The military, particularly the officer corps, wants not reporting but cheerleading
since GIs don’t learn languages
By the time he is thirty he is deeply imbued with a bird-politics leftwing vs. rightwing view of things
but he is simple-minded
Whilst every journo is either prepared to stab his/her mates in the back to get that Pulitzer nomination or lie to get that front page

Correspondents by nature are not team players but salaried freelances who compete with, instead of cooperating with, their colleagues. Glory hounds, they want to break the big story themselves. Instead of being loyal to any group, they are suspicious of all groups. They do not respect authority. Frequently incompetent, they are pushy, demanding, and irritating
Reporters aren’t on the team. They report what they see, or think they see. Many do not know what they are talking about, but the military detests even more those who do.
Lazy, emotive journalism worthy of a british red top.

3/10 Stay after class
 
#9
gingwarr beat me to it, but I will add this little tid bit.

Most news printed about soldiers and military, in the US at least, is about fcuk ups; Abu Ghrab, weddings bombed, civilians killed, etc. It is also critical of their leadership including the civilian leadership from CinC down. And they seem to be fixated on how many of their fellow soldiers have lost their life, keeping a running tally and reporting and bombastic fashion when anoth 10, 50, 100, 1000 have died. The motto of the journo is if it bleeds it leads.

The journos, as well as some politicians Charles Rangel comes to mind, think that the enlisted is some poor mind numb down on his luck country bumpkin, and entlisted only because he couldn't find any other job. That officers are pompus control freaks on a power trip. This sterotyping on the journos part is evident in their reporting, and is clearly evident in the article posted above. The military doesn't hate the press, hell they protect the press. The press in the US is protected by the Constitution and a soldier takes a oath to support and defend the Constitution. Thereby ensuring the press the freedom of speech.

I know some that resent, mind you not hate, the press. Here they are protecting their freedom and yet these ingrates can't find it in them to put some positives in print, so some successes. Those that I know don't expect a cheerleading press, that's what the Stars and Stripes and AFN is for, but they would appreciate some balance.

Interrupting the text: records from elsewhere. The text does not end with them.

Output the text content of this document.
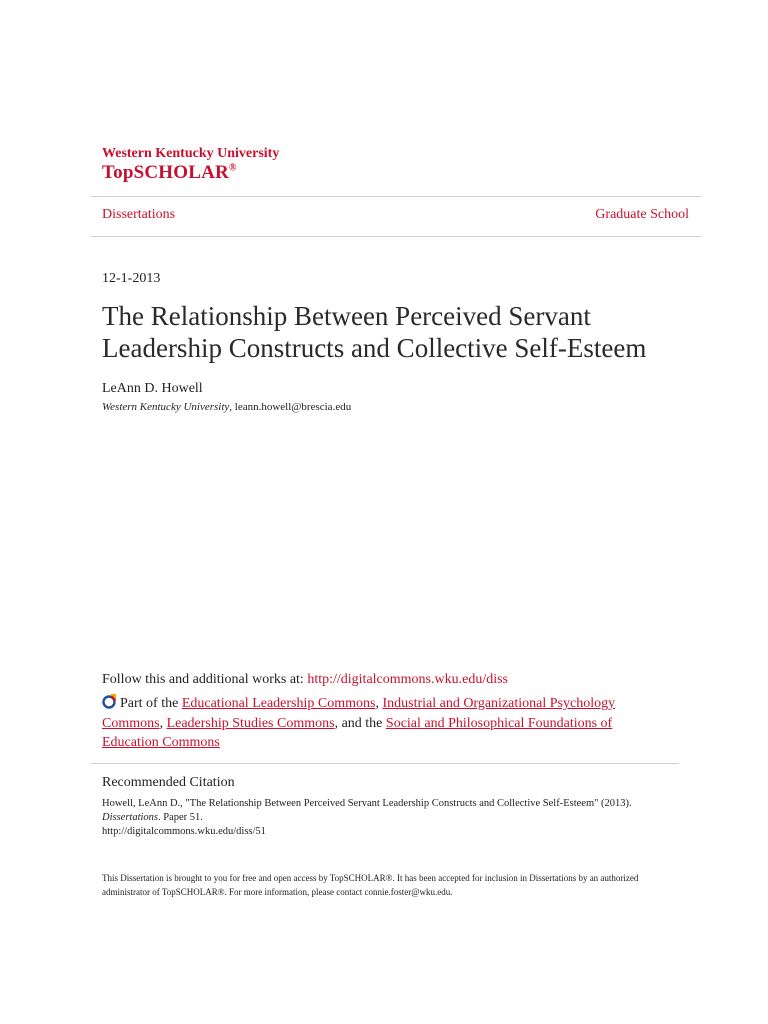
Western Kentucky University
TopSCHOLAR®
Dissertations	Graduate School
12-1-2013
The Relationship Between Perceived Servant Leadership Constructs and Collective Self-Esteem
LeAnn D. Howell
Western Kentucky University, leann.howell@brescia.edu
Follow this and additional works at: http://digitalcommons.wku.edu/diss
Part of the Educational Leadership Commons, Industrial and Organizational Psychology Commons, Leadership Studies Commons, and the Social and Philosophical Foundations of Education Commons
Recommended Citation
Howell, LeAnn D., "The Relationship Between Perceived Servant Leadership Constructs and Collective Self-Esteem" (2013).
Dissertations. Paper 51.
http://digitalcommons.wku.edu/diss/51
This Dissertation is brought to you for free and open access by TopSCHOLAR®. It has been accepted for inclusion in Dissertations by an authorized administrator of TopSCHOLAR®. For more information, please contact connie.foster@wku.edu.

Hey but what do I know I was only entlisted, and in the four years I served I was taught to not think for myself :roll:
 
#10
Is it reasonable to differentiate between front line independent journalists,

(who throw themselves around dangerous places, sporting fishing waist coats, a camera bag and big balls)

and the

UK US/office based journalists that choose content and direct the "flavour" of news pieces? (the leechs)

Do the armed forces have more respect for the former?

thegimp
 
#11
I've been following Ralph Peters for a while and also read http://michaelyon.blogspot.com/2005/07/do-they-know.html
It was really the contrast between them and Fred that led me to post this to see how near each was. Obviously, press guys have to follow the line of their editors. My reading of things here is that the UK troops are still able to make their own minds up as to who is and who isn't worth their salt.
There is just so much happening in Iraq that it is difficult to know just what is really going down.